Jazz live
Publié le 24 Août 2025

Jazz Campus en Clunisois, le dernier round : vendredi 22 Août

Jazz Campus en Clunisois, le dernier round : vendredi 22 Août

Le festival et les stages de Jazz Campus en Clunisois se tenaient cette année du 16 au 23 août, une semaine intense pour les derniers feux de l’été. Il était prévu d’arriver pour cette journée chargée du vendredi, l’après midi étant consacrée à la restitution des ateliers animés par six vaillants musiciens qui partagent leur conception musicale, de l’improvisation la plus libre à la relecture de répertoires.
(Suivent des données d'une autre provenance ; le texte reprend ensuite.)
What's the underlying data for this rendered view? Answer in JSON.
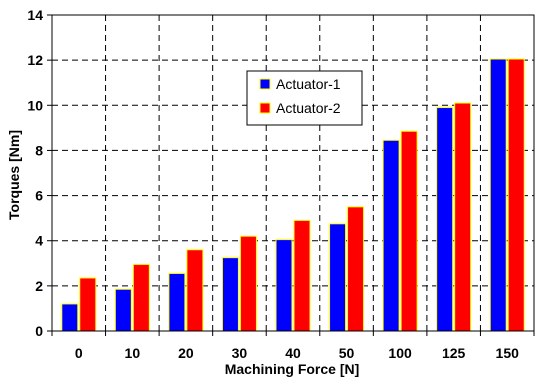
{
  "chart_data": {
    "type": "bar",
    "title": "",
    "xlabel": "Machining Force [N]",
    "ylabel": "Torques [Nm]",
    "categories": [
      "0",
      "10",
      "20",
      "30",
      "40",
      "50",
      "100",
      "125",
      "150"
    ],
    "series": [
      {
        "name": "Actuator-1",
        "color": "#0000ff",
        "values": [
          1.2,
          1.85,
          2.55,
          3.25,
          4.05,
          4.75,
          8.45,
          9.9,
          12.05
        ]
      },
      {
        "name": "Actuator-2",
        "color": "#ff0000",
        "values": [
          2.35,
          2.95,
          3.6,
          4.2,
          4.9,
          5.5,
          8.85,
          10.1,
          12.05
        ]
      }
    ],
    "ylim": [
      0,
      14
    ],
    "yticks": [
      0,
      2,
      4,
      6,
      8,
      10,
      12,
      14
    ],
    "grid": true,
    "grid_style": "dashed",
    "bar_outline_color": "#ffff00",
    "legend_position": "upper-middle"
  }
}
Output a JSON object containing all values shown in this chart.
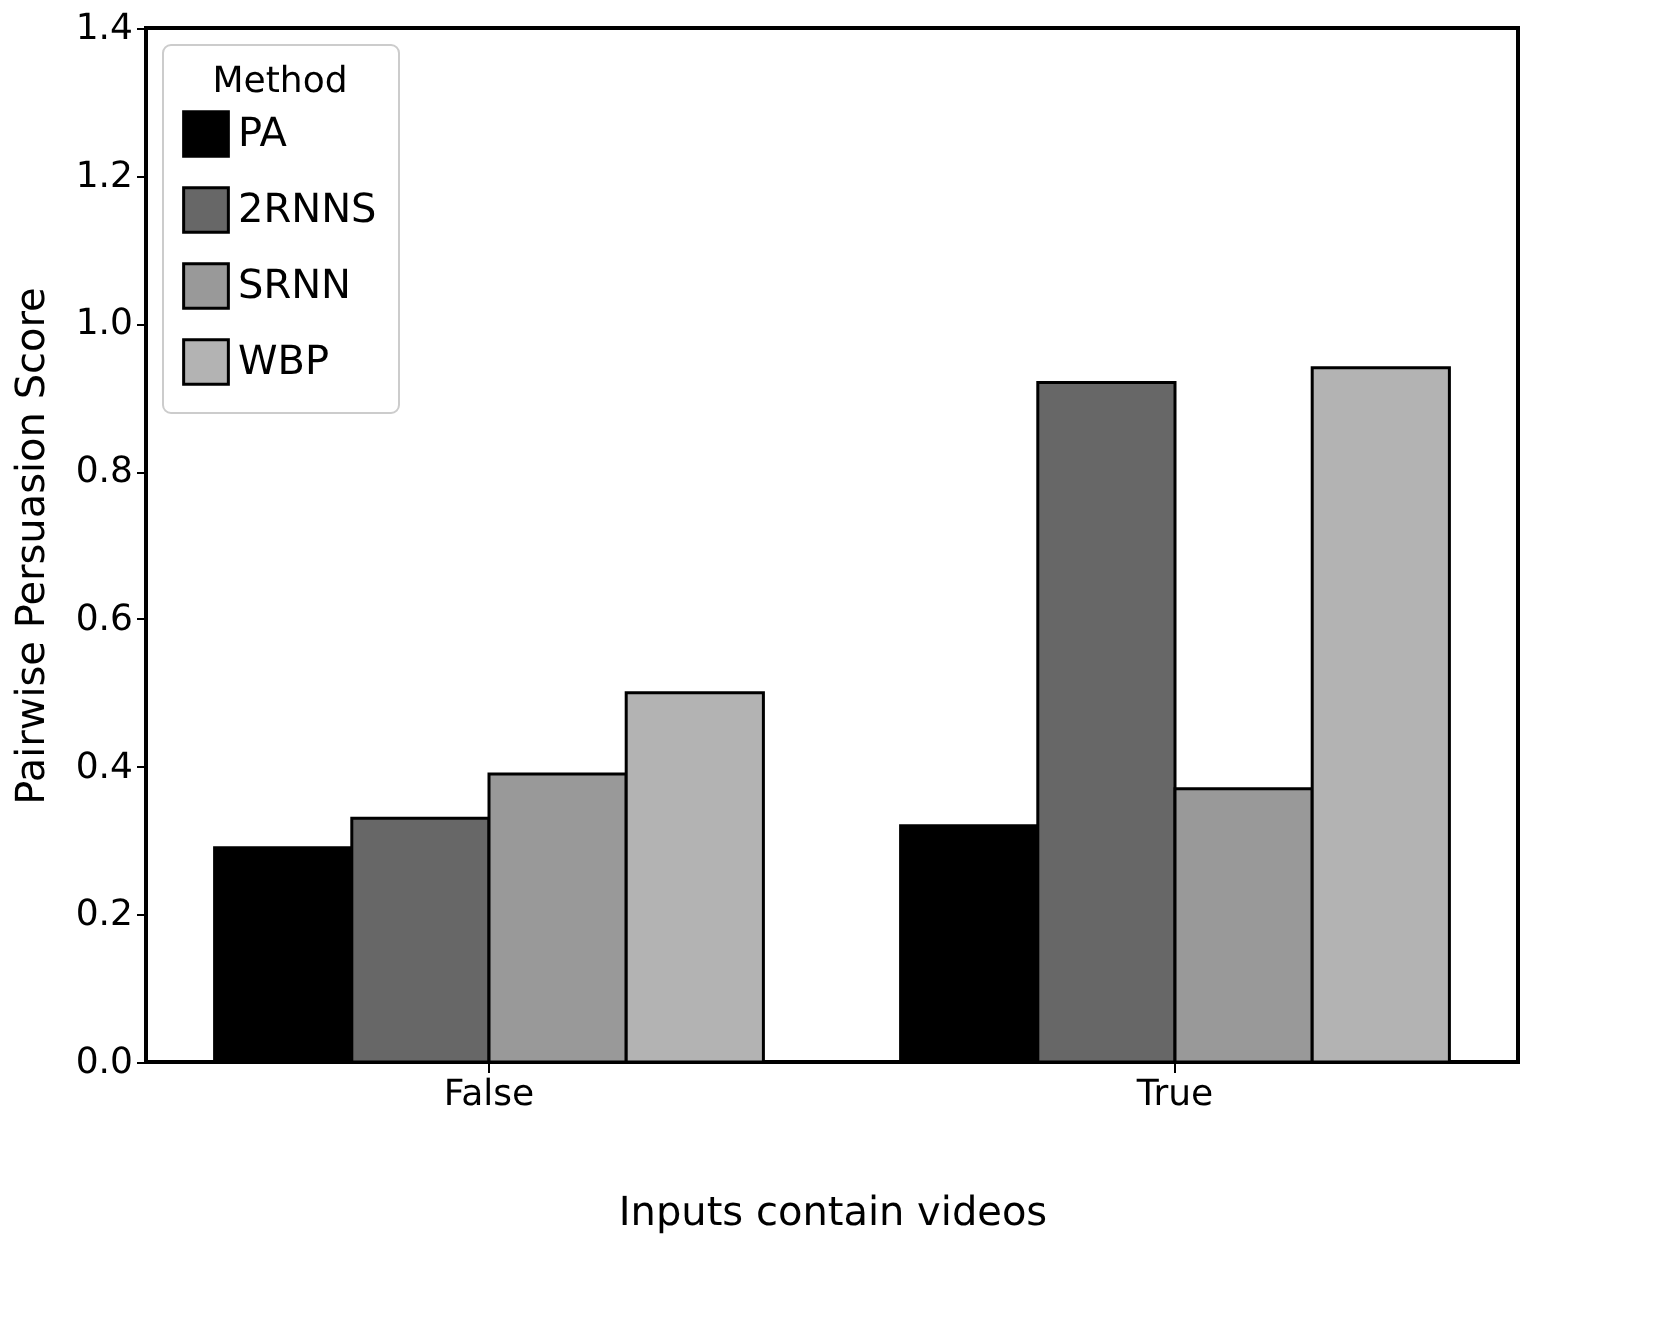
{
  "chart_data": {
    "type": "bar",
    "xlabel": "Inputs contain videos",
    "ylabel": "Pairwise Persuasion Score",
    "legend_title": "Method",
    "categories": [
      "False",
      "True"
    ],
    "series": [
      {
        "name": "PA",
        "color": "#000000",
        "values": [
          0.29,
          0.32
        ]
      },
      {
        "name": "2RNNS",
        "color": "#676767",
        "values": [
          0.33,
          0.92
        ]
      },
      {
        "name": "SRNN",
        "color": "#999999",
        "values": [
          0.39,
          0.37
        ]
      },
      {
        "name": "WBP",
        "color": "#b3b3b3",
        "values": [
          0.5,
          0.94
        ]
      }
    ],
    "ylim": [
      0,
      1.4
    ],
    "yticks": [
      {
        "value": 0,
        "label": "0.0"
      },
      0.2,
      0.4,
      0.6,
      0.8,
      {
        "value": 1,
        "label": "1.0"
      },
      1.2,
      1.4
    ],
    "grid": false,
    "legend": "top left"
  }
}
Rituel clunisien et aboutissement après cinq jours de travail soutenu. Répéter encore qu’ici la programmation du festival de Didier Levallet parmi les plus anciens, quarante-huit ans cette année favorise des concerts impressionnants et des stages de très haute tenue avec des enseignants concernés par la transmission de la musique et les approches diverses pour « faire de la musique ensemble ».

Le public est fidèle à Cluny, y compris pour les stages très vite complets comme celui d’Andy Emler par exemple, très suivi sur l’improvisation… Sans oublier le concert festif de l’atelier de fanfare d’Etienne Roche et Michel Deltruc, un rituel inmanquable très joyeux.
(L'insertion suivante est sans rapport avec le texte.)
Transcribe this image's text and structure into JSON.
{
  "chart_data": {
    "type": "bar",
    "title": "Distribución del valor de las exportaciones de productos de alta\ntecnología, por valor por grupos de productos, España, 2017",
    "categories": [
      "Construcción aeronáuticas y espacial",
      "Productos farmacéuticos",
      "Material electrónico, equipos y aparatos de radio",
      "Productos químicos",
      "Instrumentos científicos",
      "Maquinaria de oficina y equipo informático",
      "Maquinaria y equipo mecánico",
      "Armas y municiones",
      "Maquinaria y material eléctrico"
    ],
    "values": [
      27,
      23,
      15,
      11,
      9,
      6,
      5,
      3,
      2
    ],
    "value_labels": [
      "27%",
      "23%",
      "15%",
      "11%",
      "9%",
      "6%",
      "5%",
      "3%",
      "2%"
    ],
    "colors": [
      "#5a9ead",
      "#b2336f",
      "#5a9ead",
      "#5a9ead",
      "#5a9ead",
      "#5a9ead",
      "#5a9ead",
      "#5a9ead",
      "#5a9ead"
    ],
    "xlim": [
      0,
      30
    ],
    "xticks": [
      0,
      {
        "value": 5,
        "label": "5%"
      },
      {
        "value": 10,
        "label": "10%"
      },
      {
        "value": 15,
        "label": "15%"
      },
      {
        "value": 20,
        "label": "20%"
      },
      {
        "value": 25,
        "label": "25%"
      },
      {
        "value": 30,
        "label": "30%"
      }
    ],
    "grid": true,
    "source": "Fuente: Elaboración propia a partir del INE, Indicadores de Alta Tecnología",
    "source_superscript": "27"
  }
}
Las ! Mon arrivée à Cluny ne se fera qu’après une journée-marathon à entrer et sortir de l’A7 paralysée par les retours de cet avant-dernier week end aoûtien. Si j’ai pu me payer le gaufre de remonter la rive droite du Rhône en admirant ainsi les vignobles étagés sur des côteaux plus qu’abrupts qui justifient l’appellation de Côtes du Rhône septentrionales ( Aoc Condrieu, Côtes Rôties, St Joseph)-petit avant-goût des retrouvailles avec le Pouilly Fuissé de la Roche de Solutré, l’arrivée pour le concert au Théâtre de Cluny est pour le moins précipitée.

Je retrouve la pianiste Coréenne Francesca Han entendue à Arles à Jazz au Méjan il y a deux ans. J’avais écrit un article qui me semblait pourtant définitif avec  par exemple Elle nous saisit au départ par une fragilité apparente, vite démentie, une douceur qui peut s’avérer violente, une sûreté d’exécution quel que soit le registre.
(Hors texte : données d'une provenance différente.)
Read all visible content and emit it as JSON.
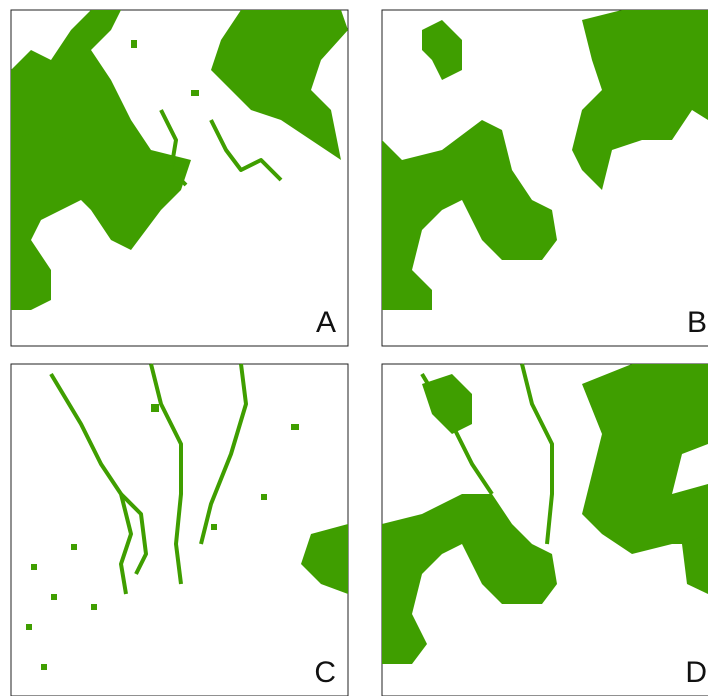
{
  "panels": [
    {
      "label": "A"
    },
    {
      "label": "B"
    },
    {
      "label": "C"
    },
    {
      "label": "D"
    }
  ]
}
Aussi je me suis demandée ce que j’allais bien pouvoir rajouter de pertinent à ce programme qui mixe plusieurs albums dont le magnifique Exude enregistré avec le trompettiste Ralph Alessi, un duo raffiné et subtil qui pratique un jazz de chambre mettant en valeur la qualité du son et du silence. Plutôt enclins à des confidences mélancoliques, ils se livraient tous deux à une sorte de récital, tout un art de pièces vives, libres, délicatement impressionnistes. Mais ce soir il s’agit d’un solo : peut-on parler d’une certaine propension de la pianiste à subvertir les formes des standards même, à les tordre à sa volonté ? Toujours sous tension sans que cela n’entraîne de rigidités douloureuses, elle interprète et surtout improvise. Une exploration très personnelle, une écriture dense qui prend des libertés avec par exemple le traditionnel « Arirang » ou mieux le thème d’« A bout de souffle » de Martial Solal. Sans parler du dernier rappel « Body and Soul » plus que revisité. L’expérience du live est décidément surprenante et chaque concert est autre : je n’ai pas reconnu beaucoup de titres ni cet « Arirang » que chante sa compatriote Youn Sun Nah de façon plus classique ni le « Count Yourself, hommage à Coltrane et son mythique « Count Down ». Car c’est la manière de jouer qui fait la jazzwoman, jouer comme l’on est, ce que l’on est et mettre sur la table ses tripes à chaque fois comme si c’était la dernière.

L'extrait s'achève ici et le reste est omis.